The Bath Bun is a sweet roll bun with sugar on the top, a speciality of the city of Bath. It is made from a milk-based yeast dough.

Bath Buns seem to have appeared in the eighteenth century. On the one hand it is said to have originated with a French Huguenot refugee, Solange Luyon, who would have introduced the baker she worked for to the French style egg-and-butter bread, resulting in a type of bun called Sally Lunn, actually different from the Bath Bun but originating the bun baking tradition of that city. The recipe of the Sally Lunn buns was lost, then rediscovered around 1930. Nowadays there is a clear difference between the so-called Sally Lunn buns and Bath buns, the latter being sweeter and smaller.
Another story tells that a physician named William Oliver used to treat patients visiting the city’s Roman baths and offer them the buns that he had invented. He also invented the Bath Oliver, a sort of dry cracker.

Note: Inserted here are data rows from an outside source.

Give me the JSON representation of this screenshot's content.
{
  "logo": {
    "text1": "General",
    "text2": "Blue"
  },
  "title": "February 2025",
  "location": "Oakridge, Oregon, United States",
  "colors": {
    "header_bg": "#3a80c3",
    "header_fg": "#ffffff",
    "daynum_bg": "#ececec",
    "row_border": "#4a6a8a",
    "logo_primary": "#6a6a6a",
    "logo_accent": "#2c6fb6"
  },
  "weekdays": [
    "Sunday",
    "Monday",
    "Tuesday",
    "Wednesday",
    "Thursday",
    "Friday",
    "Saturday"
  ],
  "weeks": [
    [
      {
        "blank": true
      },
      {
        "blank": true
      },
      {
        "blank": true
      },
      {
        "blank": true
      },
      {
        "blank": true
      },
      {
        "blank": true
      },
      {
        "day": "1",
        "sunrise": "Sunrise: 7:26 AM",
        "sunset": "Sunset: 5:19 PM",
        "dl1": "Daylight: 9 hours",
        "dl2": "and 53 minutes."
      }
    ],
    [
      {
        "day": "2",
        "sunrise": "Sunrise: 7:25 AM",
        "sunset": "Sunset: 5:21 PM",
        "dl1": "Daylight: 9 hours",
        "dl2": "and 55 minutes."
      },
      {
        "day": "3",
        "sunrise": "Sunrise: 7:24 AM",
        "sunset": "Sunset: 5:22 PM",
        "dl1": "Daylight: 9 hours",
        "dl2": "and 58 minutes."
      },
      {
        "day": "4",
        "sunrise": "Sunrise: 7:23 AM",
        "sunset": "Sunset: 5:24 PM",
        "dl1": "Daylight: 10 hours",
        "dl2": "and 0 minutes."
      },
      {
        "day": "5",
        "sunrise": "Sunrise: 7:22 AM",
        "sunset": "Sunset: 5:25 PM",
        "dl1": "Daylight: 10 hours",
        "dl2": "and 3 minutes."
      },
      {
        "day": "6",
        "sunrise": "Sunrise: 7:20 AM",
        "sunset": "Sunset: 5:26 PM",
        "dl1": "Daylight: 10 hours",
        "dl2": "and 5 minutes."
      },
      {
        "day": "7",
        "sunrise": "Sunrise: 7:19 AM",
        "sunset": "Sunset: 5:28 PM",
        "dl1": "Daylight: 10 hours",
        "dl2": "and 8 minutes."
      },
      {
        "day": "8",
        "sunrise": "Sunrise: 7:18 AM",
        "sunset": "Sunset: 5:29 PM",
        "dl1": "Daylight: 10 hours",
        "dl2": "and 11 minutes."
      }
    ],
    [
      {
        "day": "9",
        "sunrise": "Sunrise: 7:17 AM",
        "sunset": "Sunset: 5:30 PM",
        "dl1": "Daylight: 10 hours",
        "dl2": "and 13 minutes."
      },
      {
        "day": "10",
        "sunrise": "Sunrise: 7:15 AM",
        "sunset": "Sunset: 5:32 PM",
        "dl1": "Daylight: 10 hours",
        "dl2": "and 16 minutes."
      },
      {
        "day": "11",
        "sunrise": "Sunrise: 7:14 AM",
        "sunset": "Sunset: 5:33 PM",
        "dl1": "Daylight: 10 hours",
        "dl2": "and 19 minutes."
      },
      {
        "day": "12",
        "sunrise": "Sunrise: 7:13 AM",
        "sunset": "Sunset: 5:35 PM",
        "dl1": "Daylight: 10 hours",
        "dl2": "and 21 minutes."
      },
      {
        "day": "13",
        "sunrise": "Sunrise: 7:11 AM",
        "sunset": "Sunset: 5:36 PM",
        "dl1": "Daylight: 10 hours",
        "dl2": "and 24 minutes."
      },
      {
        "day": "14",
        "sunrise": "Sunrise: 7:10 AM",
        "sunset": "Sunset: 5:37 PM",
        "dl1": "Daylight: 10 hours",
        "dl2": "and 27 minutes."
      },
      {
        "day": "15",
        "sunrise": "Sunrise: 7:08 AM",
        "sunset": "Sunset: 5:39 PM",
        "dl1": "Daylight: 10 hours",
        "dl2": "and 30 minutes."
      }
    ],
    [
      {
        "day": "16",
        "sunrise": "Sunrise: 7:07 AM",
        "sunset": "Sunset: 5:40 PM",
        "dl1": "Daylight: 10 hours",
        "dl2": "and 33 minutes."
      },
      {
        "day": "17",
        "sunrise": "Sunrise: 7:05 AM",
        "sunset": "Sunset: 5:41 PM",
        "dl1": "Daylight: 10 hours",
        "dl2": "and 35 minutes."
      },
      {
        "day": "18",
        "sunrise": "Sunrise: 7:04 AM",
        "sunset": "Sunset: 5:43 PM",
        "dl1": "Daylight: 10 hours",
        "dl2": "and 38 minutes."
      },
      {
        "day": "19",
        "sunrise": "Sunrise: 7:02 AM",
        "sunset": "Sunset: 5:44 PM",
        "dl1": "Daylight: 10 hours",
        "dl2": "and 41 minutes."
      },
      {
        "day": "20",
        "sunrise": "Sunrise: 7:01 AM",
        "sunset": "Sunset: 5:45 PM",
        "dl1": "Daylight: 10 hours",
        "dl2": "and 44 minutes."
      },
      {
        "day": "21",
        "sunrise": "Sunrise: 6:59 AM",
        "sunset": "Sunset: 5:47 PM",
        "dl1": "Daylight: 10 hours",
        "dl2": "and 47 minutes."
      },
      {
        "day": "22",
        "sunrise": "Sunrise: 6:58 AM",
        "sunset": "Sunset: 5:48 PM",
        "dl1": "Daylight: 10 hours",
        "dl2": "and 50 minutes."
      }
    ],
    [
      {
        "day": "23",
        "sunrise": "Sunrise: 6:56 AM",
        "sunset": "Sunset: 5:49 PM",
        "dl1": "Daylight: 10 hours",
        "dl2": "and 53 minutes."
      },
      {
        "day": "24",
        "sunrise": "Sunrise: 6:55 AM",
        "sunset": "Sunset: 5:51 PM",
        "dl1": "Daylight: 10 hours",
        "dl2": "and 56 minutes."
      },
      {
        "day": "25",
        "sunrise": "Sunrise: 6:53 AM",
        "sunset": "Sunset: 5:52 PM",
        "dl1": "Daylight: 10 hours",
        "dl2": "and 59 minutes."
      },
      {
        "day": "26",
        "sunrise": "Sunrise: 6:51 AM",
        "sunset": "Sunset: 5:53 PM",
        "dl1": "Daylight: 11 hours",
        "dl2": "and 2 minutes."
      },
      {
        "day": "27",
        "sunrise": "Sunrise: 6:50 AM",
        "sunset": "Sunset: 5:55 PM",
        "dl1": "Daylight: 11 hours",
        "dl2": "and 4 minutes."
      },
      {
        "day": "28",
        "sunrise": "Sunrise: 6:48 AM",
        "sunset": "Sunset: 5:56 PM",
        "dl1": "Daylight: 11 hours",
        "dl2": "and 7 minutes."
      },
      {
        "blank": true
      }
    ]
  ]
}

These stories seem to be legends but what is sure is that Bath buns have been, since the eighteenth century, a very popular type of yeast-leavened rich bread. In a letter of 1801, Jane Austen, who lived in the city of Bath for a while, mentions how she could be ‘disordering (her) stomach with Bath buns’.

To prepare the traditional Bath Bun, eggs and butter were used. Next, caraway seeds were added and then coated in several layers of sugar. Unfortunately, the Great Exhibition of 1851 appeared to have been a defining moment for Bath Buns. The catering contractors started to produce circular buns with lower quality. The caraway seeds were omitted and lard was substituted for butter. Nowadays, in the town of Bath, buns made from an old recipe are still available in a few bakeries. Bath Buns can be served for breakfast as well as for afternoon tea.